Tullow Oil reported a $61 million loss after tax for the first half of 2025, a sharp reversal from the $196 million profit recorded in the same period last year. The downturn was attributed to lower oil prices, reduced production volumes, and higher maintenance costs.
Revenue for the period dropped to $524 million, down from $759 million in the first half of 2024. The decline reflects a fall in average realized oil prices to $69.0 per barrel, compared to $77.7 per barrel in the prior year, coupled with a decrease in production volumes.
Working interest production for the half year averaged 50,000 barrels of oil equivalent per day (kboepd), down from 63.7 kboepd a year earlier. Excluding the company’s operations in Gabon, revenue stood at $411 million, with production averaging 40.6 kboepd.
Gross profit fell significantly to $218 million, from $460 million in the previous year.

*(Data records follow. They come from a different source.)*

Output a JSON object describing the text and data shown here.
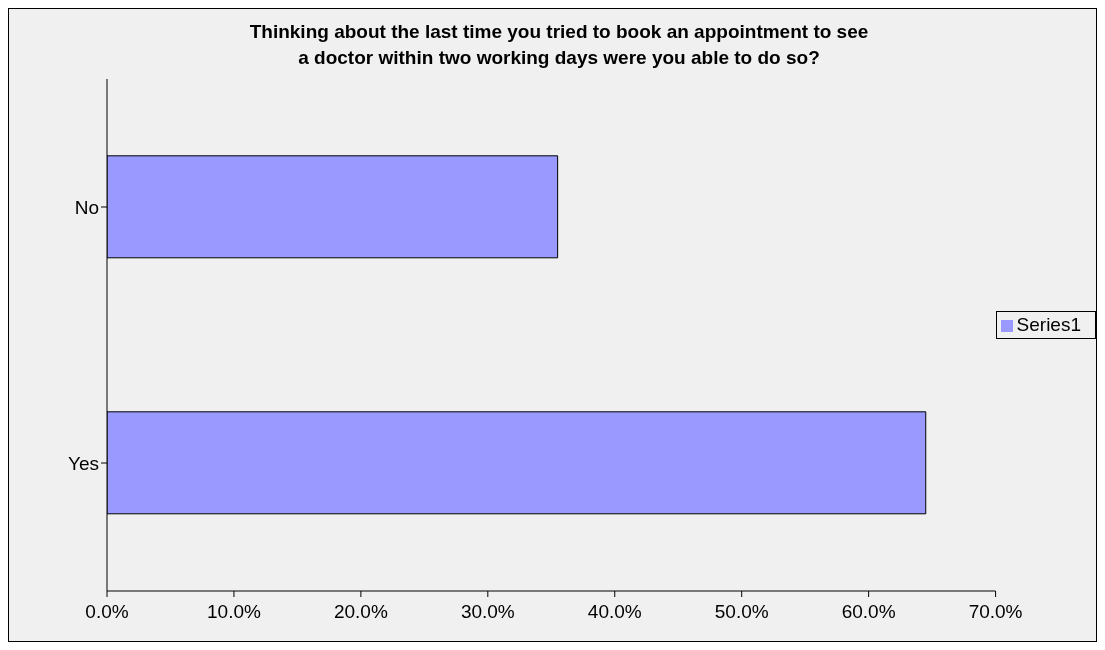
{
  "chart_data": {
    "type": "bar",
    "orientation": "horizontal",
    "title": "Thinking about the last time you tried to book an appointment to see a doctor within two working days were you able to do so?",
    "categories": [
      "No",
      "Yes"
    ],
    "series": [
      {
        "name": "Series1",
        "color": "#9999ff",
        "values": [
          35.5,
          64.5
        ]
      }
    ],
    "xlim": [
      0,
      70
    ],
    "xticks": [
      {
        "value": 0,
        "label": "0.0%"
      },
      {
        "value": 10,
        "label": "10.0%"
      },
      {
        "value": 20,
        "label": "20.0%"
      },
      {
        "value": 30,
        "label": "30.0%"
      },
      {
        "value": 40,
        "label": "40.0%"
      },
      {
        "value": 50,
        "label": "50.0%"
      },
      {
        "value": 60,
        "label": "60.0%"
      },
      {
        "value": 70,
        "label": "70.0%"
      }
    ],
    "grid": false,
    "legend": "right"
  }
}
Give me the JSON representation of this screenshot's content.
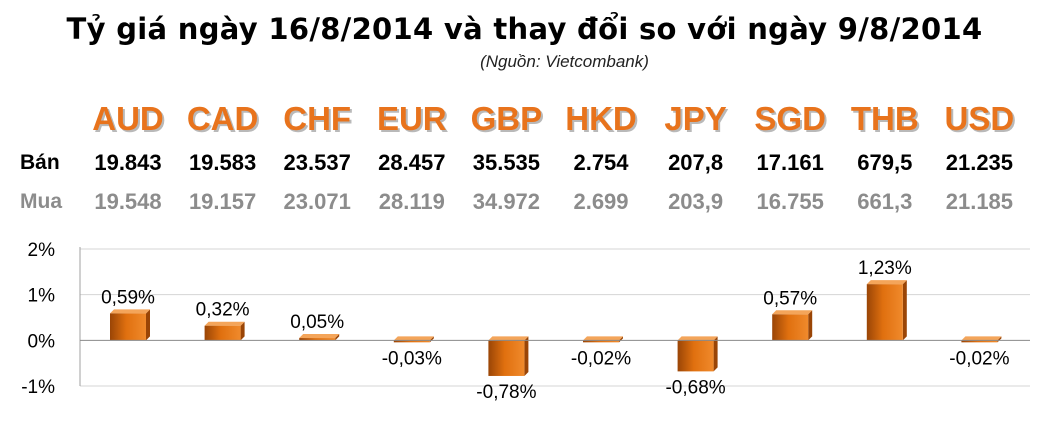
{
  "header": {
    "title": "Tỷ giá ngày 16/8/2014 và thay đổi so với ngày 9/8/2014",
    "source": "(Nguồn: Vietcombank)"
  },
  "rates": {
    "sell_label": "Bán",
    "buy_label": "Mua",
    "currencies": [
      "AUD",
      "CAD",
      "CHF",
      "EUR",
      "GBP",
      "HKD",
      "JPY",
      "SGD",
      "THB",
      "USD"
    ],
    "sell": [
      "19.843",
      "19.583",
      "23.537",
      "28.457",
      "35.535",
      "2.754",
      "207,8",
      "17.161",
      "679,5",
      "21.235"
    ],
    "buy": [
      "19.548",
      "19.157",
      "23.071",
      "28.119",
      "34.972",
      "2.699",
      "203,9",
      "16.755",
      "661,3",
      "21.185"
    ]
  },
  "colors": {
    "currency_code": "#e8731c",
    "bar": "#e0700f",
    "bar_dark": "#9a4506",
    "sell_text": "#000000",
    "buy_text": "#8c8c8c"
  },
  "chart_data": {
    "type": "bar",
    "categories": [
      "AUD",
      "CAD",
      "CHF",
      "EUR",
      "GBP",
      "HKD",
      "JPY",
      "SGD",
      "THB",
      "USD"
    ],
    "values": [
      0.59,
      0.32,
      0.05,
      -0.03,
      -0.78,
      -0.02,
      -0.68,
      0.57,
      1.23,
      -0.02
    ],
    "labels": [
      "0,59%",
      "0,32%",
      "0,05%",
      "-0,03%",
      "-0,78%",
      "-0,02%",
      "-0,68%",
      "0,57%",
      "1,23%",
      "-0,02%"
    ],
    "ylim": [
      -1,
      2
    ],
    "yticks": [
      2,
      1,
      0,
      -1
    ],
    "ytick_labels": [
      "2%",
      "1%",
      "0%",
      "-1%"
    ],
    "grid": true,
    "legend": "none"
  }
}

Free cash flow was negative $188 million, driven largely by the timing of tax payments and maintenance-related expenditures. Capital expenditure dropped to $103 million from $157 million, while decommissioning spend rose slightly to $13 million. Net debt stood at $1.6 billion, a modest improvement from $1.7 billion a year earlier.
Richard Miller, Chief Financial Officer and Interim CEO, said the company remains focused on its strategic priorities, including refinancing its capital structure, optimizing production, growing reserves, and managing costs. He expects performance in the second half of the year to improve, driven by tighter cost control, asset optimization, and continued progress toward refinancing its balance sheet.
Tullow has already realized $300 million from asset sales, including the completion of its divestment in Kenya. The company is also expecting additional upside from a fourth-quarter Ocean Bottom Node (OBN) seismic survey.